California is proactive with wildlife in many ways, and this attitude could have a positive affect on wolves if they repopulate here. Speaking about black bears, Brian explains that his agency will not issue permits to kill them if complaining humans don’t implement non-lethal strategies to prevent problems. Trees, the inner cambium being a food source, can be surrounded by wire to keep bears away. And honey producers must implement electric fencing and other strategies to prevent theft by bears. Residents who report bears getting into their trash are made responsible for taking their garbage to the dump and keeping their area free of attractants. Also, poaching has been greatly decreased due to efforts by Fish and Game since the 1980s, allowing bear populations to increase.

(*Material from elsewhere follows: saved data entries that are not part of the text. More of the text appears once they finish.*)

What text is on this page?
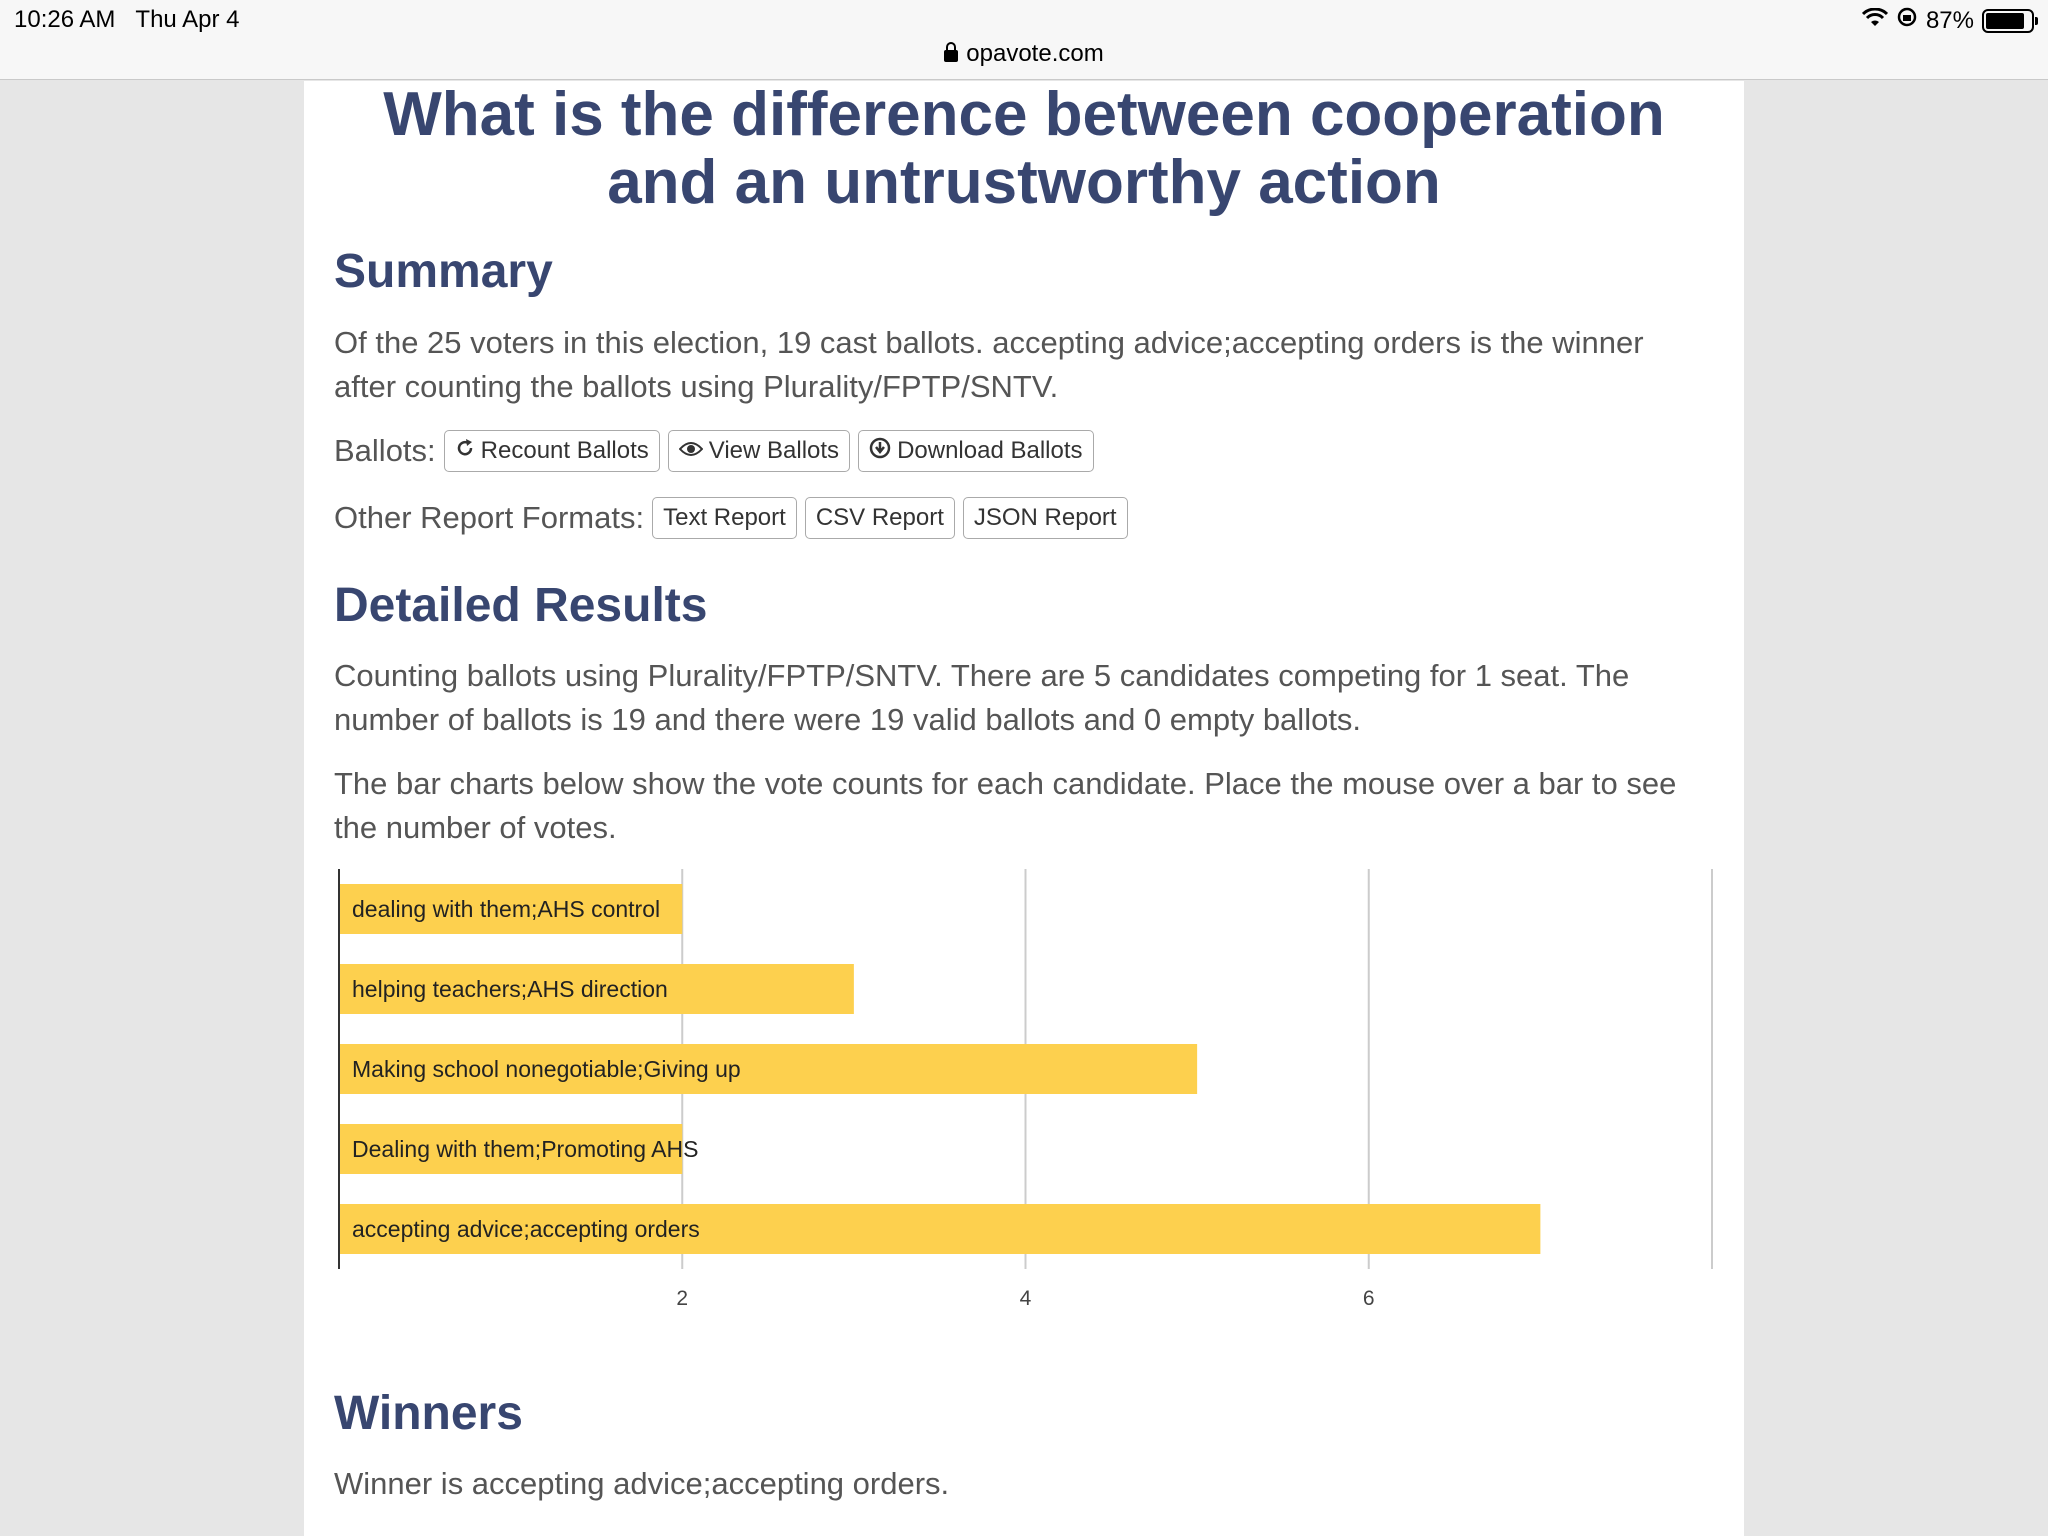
10:26 AM Thu Apr 4	87%
opavote.com
What is the difference between cooperation and an untrustworthy action
Summary

Of the 25 voters in this election, 19 cast ballots. accepting advice;accepting orders is the winner after counting the ballots using Plurality/FPTP/SNTV.

Ballots: Recount Ballots	View Ballots Download Ballots
Other Report Formats: Text Report	CSV Report	JSON Report
Detailed Results

Counting ballots using Plurality/FPTP/SNTV. There are 5 candidates competing for 1 seat. The number of ballots is 19 and there were 19 valid ballots and 0 empty ballots.

The bar charts below show the vote counts for each candidate. Place the mouse over a bar to see the number of votes.

dealing with them;AHS control
helping teachers;AHS direction
Making school nonegotiable;Giving up
Dealing with them;Promoting AHS
accepting advice;accepting orders
2	4	6
Winners

Winner is accepting advice;accepting orders.
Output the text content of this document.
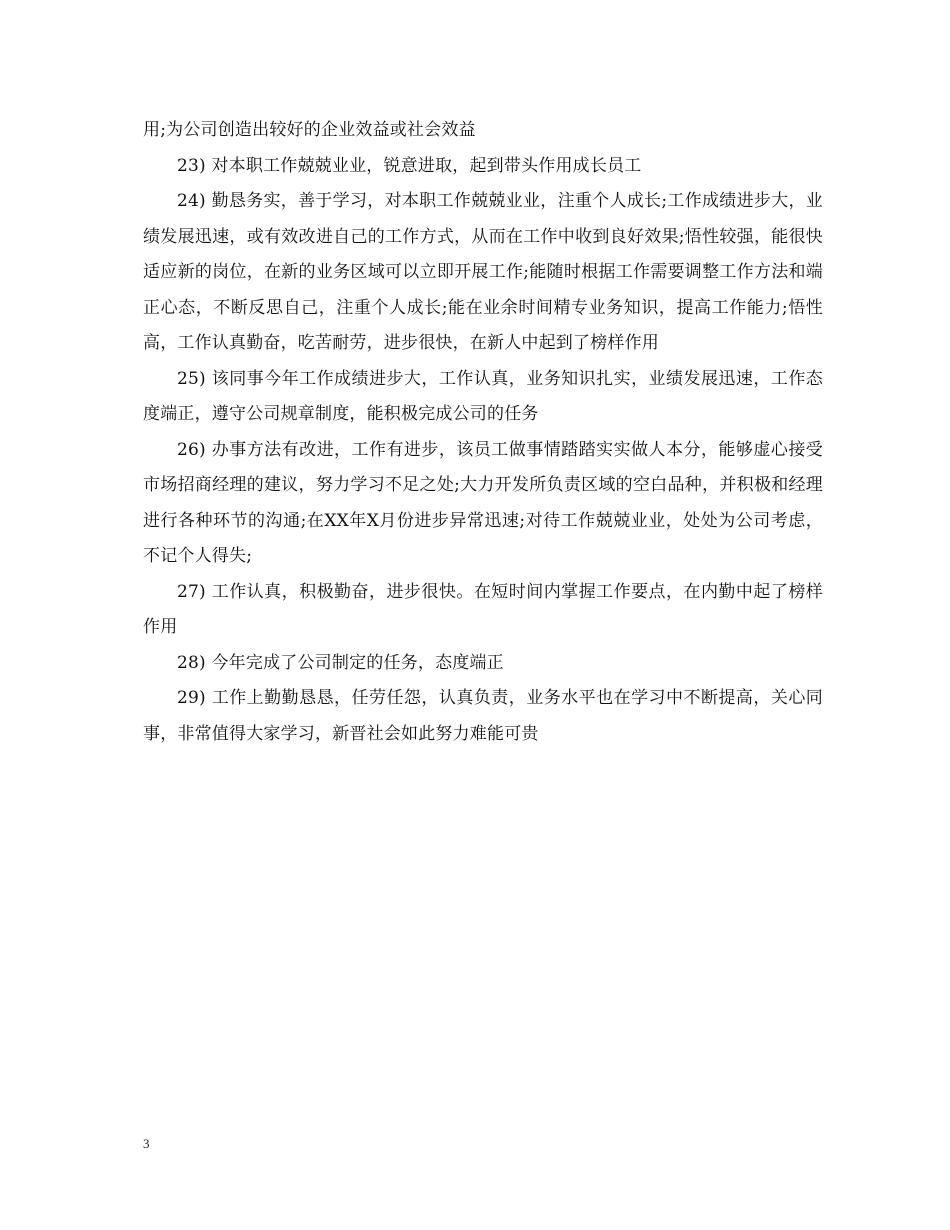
用;为公司创造出较好的企业效益或社会效益

23) 对本职工作兢兢业业，锐意进取，起到带头作用成长员工

24) 勤恳务实，善于学习，对本职工作兢兢业业，注重个人成长;工作成绩进步大，业绩发展迅速，或有效改进自己的工作方式，从而在工作中收到良好效果;悟性较强，能很快适应新的岗位，在新的业务区域可以立即开展工作;能随时根据工作需要调整工作方法和端正心态，不断反思自己，注重个人成长;能在业余时间精专业务知识，提高工作能力;悟性高，工作认真勤奋，吃苦耐劳，进步很快，在新人中起到了榜样作用

25) 该同事今年工作成绩进步大，工作认真，业务知识扎实，业绩发展迅速，工作态度端正，遵守公司规章制度，能积极完成公司的任务

26) 办事方法有改进，工作有进步，该员工做事情踏踏实实做人本分，能够虚心接受市场招商经理的建议，努力学习不足之处;大力开发所负责区域的空白品种，并积极和经理进行各种环节的沟通;在XX年X月份进步异常迅速;对待工作兢兢业业，处处为公司考虑，不记个人得失;

27) 工作认真，积极勤奋，进步很快。在短时间内掌握工作要点，在内勤中起了榜样作用

28) 今年完成了公司制定的任务，态度端正

29) 工作上勤勤恳恳，任劳任怨，认真负责，业务水平也在学习中不断提高，关心同事，非常值得大家学习，新晋社会如此努力难能可贵

3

When I ask Brian if he believes wolves, following the lead of Oregon 7, will repopulate Northern California, he says, “We may have a pack or two, most likely migrants from Oregon, but its doubtful the numbers will be high.” For one thing, he explains, wolves have not been populous in this area in the past. Also, there aren’t many deer and elk here, the primary food source for wolves. But he adds that elk numbers in Northern California are rising, so perhaps in twenty or thirty years, things could change and the ghostlike Oregon 7 will have started a trend for wolves to disperse into this neck of the woods.
If wolves do end up in forming packs in California, I hope the people who oversee them will all be as knowledgeable, unbiased, and concerned as Brian Ehler. In a progressive state, with progressive leaders, wolves could have the chance to regain their rightful place in the environment.